Tuesday, August 27, 2024

PT-2 "Sovereign Departure" (Matt. 27:46-49)

 

SPIRITUAL DIARY FOR 8/27/2024 9:39 AM

 

My Worship Time                                                                  Focus:  PT-2 “Sovereign Departure”

 

Bible Reading & Meditation                                              Reference:  Matthew 27:46-49

 

            Message of the verses:  46 About the ninth hour Jesus cried out with a loud voice, saying, "ELI, ELI, LAMA SABACHTHANI?" that is, "MY GOD, MY GOD, WHY HAVE YOU FORSAKEN ME?" 47 And some of those who were standing there, when they heard it, began saying, "This man is calling for Elijah." 48 Immediately one of them ran, and taking a sponge, he filled it with sour wine and put it on a reed, and gave Him a drink. 49 But the rest of them said, "Let us see whether Elijah will come to save Him.’”

 

            I want to begin by looking at what Habakkuk declared of God in Hab. 1:13 “Thine eyes are too pure to approve evil, and Thou canst not look on wickedness with favor.”  Now I want you to think about how difficult it was for God to forgive our sins, and part of that problem can be seen in this verse from Habakkuk.  It was hard for the Father to send His Son to earth for those 33 years, it was hard for the Son, the Lord Jesus Christ to leave His home in heaven and be away from His Father for 33 years.  It was hard for the Son to get Himself ready to become the Sacrifice for sin as we saw that He sweat great drops of blood before the angels came to help Him with this issue.  However once He got His mind ready for what He was called to do, that is be crucified for our sins then He went through with it all the way to the end.  I mentioned it was hard for both the Father and the Son to be separated from each other, and even harder for the Son to have His Father take out all the sins of the world that were ever sinned as He became sin for us that we may have His righteousness.  This took place the last three hours that Christ was on the cross, and you have to look at all of the gospels to understand this as some of them do not speak of this.  Jesus went through great agony, the greatest agony while the Father took out the punishment on the Son for what you and I deserve.  He could not even call God His Father at that time as He said what David wrote in Psalm 22:1 “My God, my God, why have You forsaken me?
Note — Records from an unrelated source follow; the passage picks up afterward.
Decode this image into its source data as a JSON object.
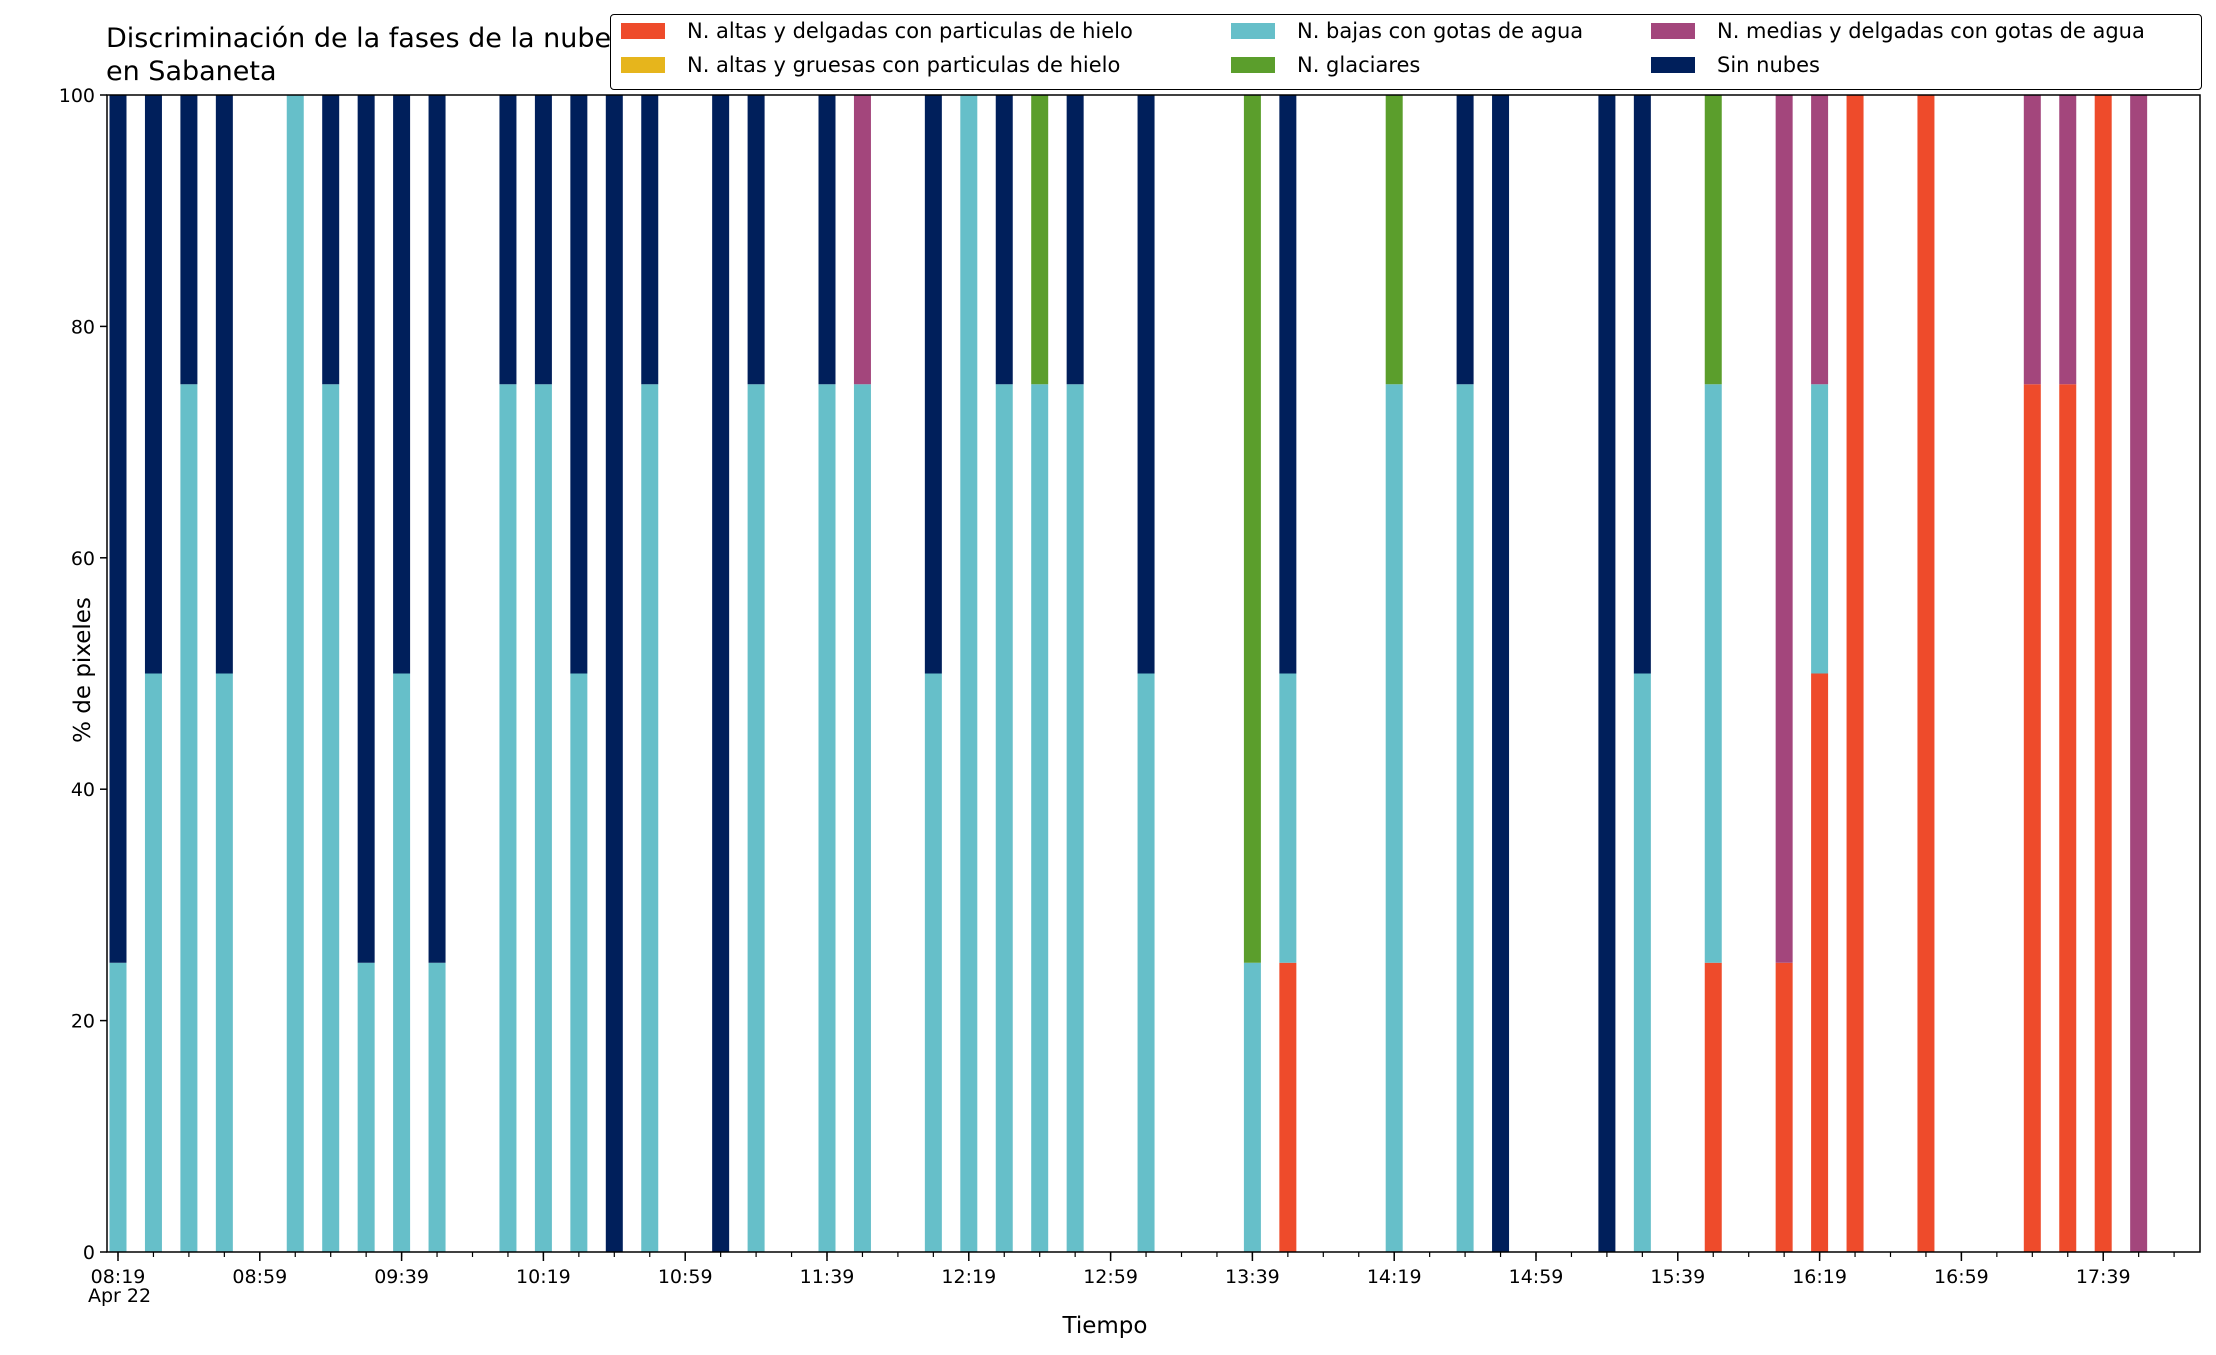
{
  "chart_data": {
    "type": "bar",
    "stacked": true,
    "title": "Discriminación de la fases de la nube en Sabaneta",
    "xlabel": "Tiempo",
    "ylabel": "% de pixeles",
    "ylim": [
      0,
      100
    ],
    "yticks": [
      0,
      20,
      40,
      60,
      80,
      100
    ],
    "xticks": [
      "08:19",
      "08:59",
      "09:39",
      "10:19",
      "10:59",
      "11:39",
      "12:19",
      "12:59",
      "13:39",
      "14:19",
      "14:59",
      "15:39",
      "16:19",
      "16:59",
      "17:39"
    ],
    "xtick_sub": "Apr 22",
    "legend_position": "top-right",
    "grid": false,
    "series": [
      {
        "key": "alta_delgada",
        "name": "N. altas y delgadas con particulas de hielo",
        "color": "#ee4b2b"
      },
      {
        "key": "alta_gruesa",
        "name": "N. altas y gruesas con particulas de hielo",
        "color": "#e6b51c"
      },
      {
        "key": "baja",
        "name": "N. bajas con gotas de agua",
        "color": "#66bfc9"
      },
      {
        "key": "glaciar",
        "name": "N. glaciares",
        "color": "#5b9e2c"
      },
      {
        "key": "media",
        "name": "N. medias y delgadas con gotas de agua",
        "color": "#a3467c"
      },
      {
        "key": "sin",
        "name": "Sin nubes",
        "color": "#001f5b"
      }
    ],
    "bars": [
      {
        "t": "08:19",
        "baja": 25,
        "sin": 75
      },
      {
        "t": "08:29",
        "baja": 50,
        "sin": 50
      },
      {
        "t": "08:39",
        "baja": 75,
        "sin": 25
      },
      {
        "t": "08:49",
        "baja": 50,
        "sin": 50
      },
      {
        "t": "09:09",
        "baja": 100
      },
      {
        "t": "09:19",
        "baja": 75,
        "sin": 25
      },
      {
        "t": "09:29",
        "baja": 25,
        "sin": 75
      },
      {
        "t": "09:39",
        "baja": 50,
        "sin": 50
      },
      {
        "t": "09:49",
        "baja": 25,
        "sin": 75
      },
      {
        "t": "10:09",
        "baja": 75,
        "sin": 25
      },
      {
        "t": "10:19",
        "baja": 75,
        "sin": 25
      },
      {
        "t": "10:29",
        "baja": 50,
        "sin": 50
      },
      {
        "t": "10:39",
        "sin": 100
      },
      {
        "t": "10:49",
        "baja": 75,
        "sin": 25
      },
      {
        "t": "11:09",
        "sin": 100
      },
      {
        "t": "11:19",
        "baja": 75,
        "sin": 25
      },
      {
        "t": "11:39",
        "baja": 75,
        "sin": 25
      },
      {
        "t": "11:49",
        "baja": 75,
        "media": 25
      },
      {
        "t": "12:09",
        "baja": 50,
        "sin": 50
      },
      {
        "t": "12:19",
        "baja": 100
      },
      {
        "t": "12:29",
        "baja": 75,
        "sin": 25
      },
      {
        "t": "12:39",
        "baja": 75,
        "glaciar": 25
      },
      {
        "t": "12:49",
        "baja": 75,
        "sin": 25
      },
      {
        "t": "13:09",
        "baja": 50,
        "sin": 50
      },
      {
        "t": "13:39",
        "baja": 25,
        "glaciar": 75
      },
      {
        "t": "13:49",
        "alta_delgada": 25,
        "baja": 25,
        "sin": 50
      },
      {
        "t": "14:19",
        "baja": 75,
        "glaciar": 25
      },
      {
        "t": "14:39",
        "baja": 75,
        "sin": 25
      },
      {
        "t": "14:49",
        "sin": 100
      },
      {
        "t": "15:19",
        "sin": 100
      },
      {
        "t": "15:29",
        "baja": 50,
        "sin": 50
      },
      {
        "t": "15:49",
        "alta_delgada": 25,
        "baja": 50,
        "glaciar": 25
      },
      {
        "t": "16:09",
        "alta_delgada": 25,
        "media": 75
      },
      {
        "t": "16:19",
        "alta_delgada": 50,
        "baja": 25,
        "media": 25
      },
      {
        "t": "16:29",
        "alta_delgada": 100
      },
      {
        "t": "16:49",
        "alta_delgada": 100
      },
      {
        "t": "17:19",
        "alta_delgada": 75,
        "media": 25
      },
      {
        "t": "17:29",
        "alta_delgada": 75,
        "media": 25
      },
      {
        "t": "17:39",
        "alta_delgada": 100
      },
      {
        "t": "17:49",
        "media": 100
      }
    ]
  }
}
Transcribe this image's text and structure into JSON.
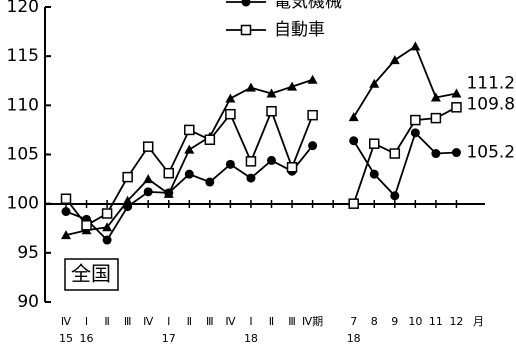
{
  "chart_data": {
    "type": "line",
    "categories": [
      "Ⅳ",
      "Ⅰ",
      "Ⅱ",
      "Ⅲ",
      "Ⅳ",
      "Ⅰ",
      "Ⅱ",
      "Ⅲ",
      "Ⅳ",
      "Ⅰ",
      "Ⅱ",
      "Ⅲ",
      "Ⅳ期",
      null,
      "7",
      "8",
      "9",
      "10",
      "11",
      "12"
    ],
    "years": [
      "15",
      "16",
      null,
      null,
      null,
      "17",
      null,
      null,
      null,
      "18",
      null,
      null,
      null,
      null,
      "18",
      null,
      null,
      null,
      null,
      null
    ],
    "x_unit": "月",
    "annotation": "全国",
    "ylim": [
      90,
      120
    ],
    "yticks": [
      90,
      95,
      100,
      105,
      110,
      115,
      120
    ],
    "series": [
      {
        "color": "#000",
        "marker": "triangle",
        "values": [
          96.8,
          97.3,
          97.6,
          100.3,
          102.5,
          101.0,
          105.5,
          106.8,
          110.7,
          111.8,
          111.2,
          111.9,
          112.6,
          null,
          108.8,
          112.2,
          114.6,
          116.0,
          110.8,
          111.2
        ]
      },
      {
        "name": "電気機械",
        "color": "#000",
        "marker": "circle",
        "values": [
          99.2,
          98.4,
          96.3,
          99.7,
          101.2,
          101.1,
          103.0,
          102.2,
          104.0,
          102.6,
          104.4,
          103.3,
          105.9,
          null,
          106.4,
          103.0,
          100.8,
          107.2,
          105.1,
          105.2
        ]
      },
      {
        "name": "自動車",
        "color": "#000",
        "marker": "square",
        "values": [
          100.5,
          97.8,
          99.0,
          102.7,
          105.8,
          103.1,
          107.5,
          106.5,
          109.1,
          104.3,
          109.4,
          103.7,
          109.0,
          null,
          100.0,
          106.1,
          105.1,
          108.5,
          108.7,
          109.8
        ]
      }
    ]
  }
}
Far from my deliverance are the words of my groaning.”  That term “My God” is seen four times in Psalm 22, twice in the first verse.

 

            John MacArthur writes that “Jesus did not die as a martyr to a righteous cause or simply as an innocent man wrongly accused and condemned.  Nor, as some suggest, did He die as a heroic gesture against man’s inhumanity to man.  The Father could have looked favorably on such selfless deaths and those.  But because Jesus died as a substitute sacrifice for the sins of the world, the righteous heavenly Father had to judge Him fully according to that sin.

 

            “The Father forsook the Son because the Son too upon Himself ‘our transgressions,…our iniquities’ (Isa. 53:5).  Jesus ‘was delivered up because of our transgressions’ (Rom. 4:25) and ‘died for our sins accordingly to the Scriptures’ (1 Cor. 15:3).  He ‘who knew no sin [became] sin on our behalf’ (2 Cor. 5:21) and became ‘a curse for us’ (Gal. 3:13).  ‘He himself bore our sins in His body on the cross’ (1 Peter 2:24), ‘died for sins once for all, the just for the unjust’ (1 Pet. 3:18), and became ‘the propitiation for our sins’ (1 John 4:10).”

 

            Now Jesus Christ not only bore man’s sin but actually became sin on man’s behalf, in order that those who believe in Him might be saved from the penalty of their sin.  Now as He bore our sin and became sin for us we can understand that Jesus never did sin, and the reason that He never did sin was because it was impossible for Him to sin because of who He was and is.

 

            Jesus came to teach men perfectly about God and who God is as He Himself was the perfect example of God’s holiness and righteousness.  MacArthur adds “But as He Himself declared the supreme reason for His coming to earth was not to teach or to be an example but ‘to give His life a ransom for many” (Matt. 20:28).

 

            “When Christ was forsaken by the Father, their separation was not one of nature, essence, or substance.  Christ did not in any sense of degree cease to exist as God or as a member of the Trinity.  He did not cease to be the Son, any more that a child who sins severely against his human father ceases to be his child.  But Jesus did for a while cease to know the intimacy of fellowship with His heavenly Father, just as a disobedient child ceases for a while to have intimate, normal, loving fellowship with his human father.”

 

            These are very interesting truths that we as believers need to understand, as this shows part of the complexity of How our sins were taken care of by Christ and the Father.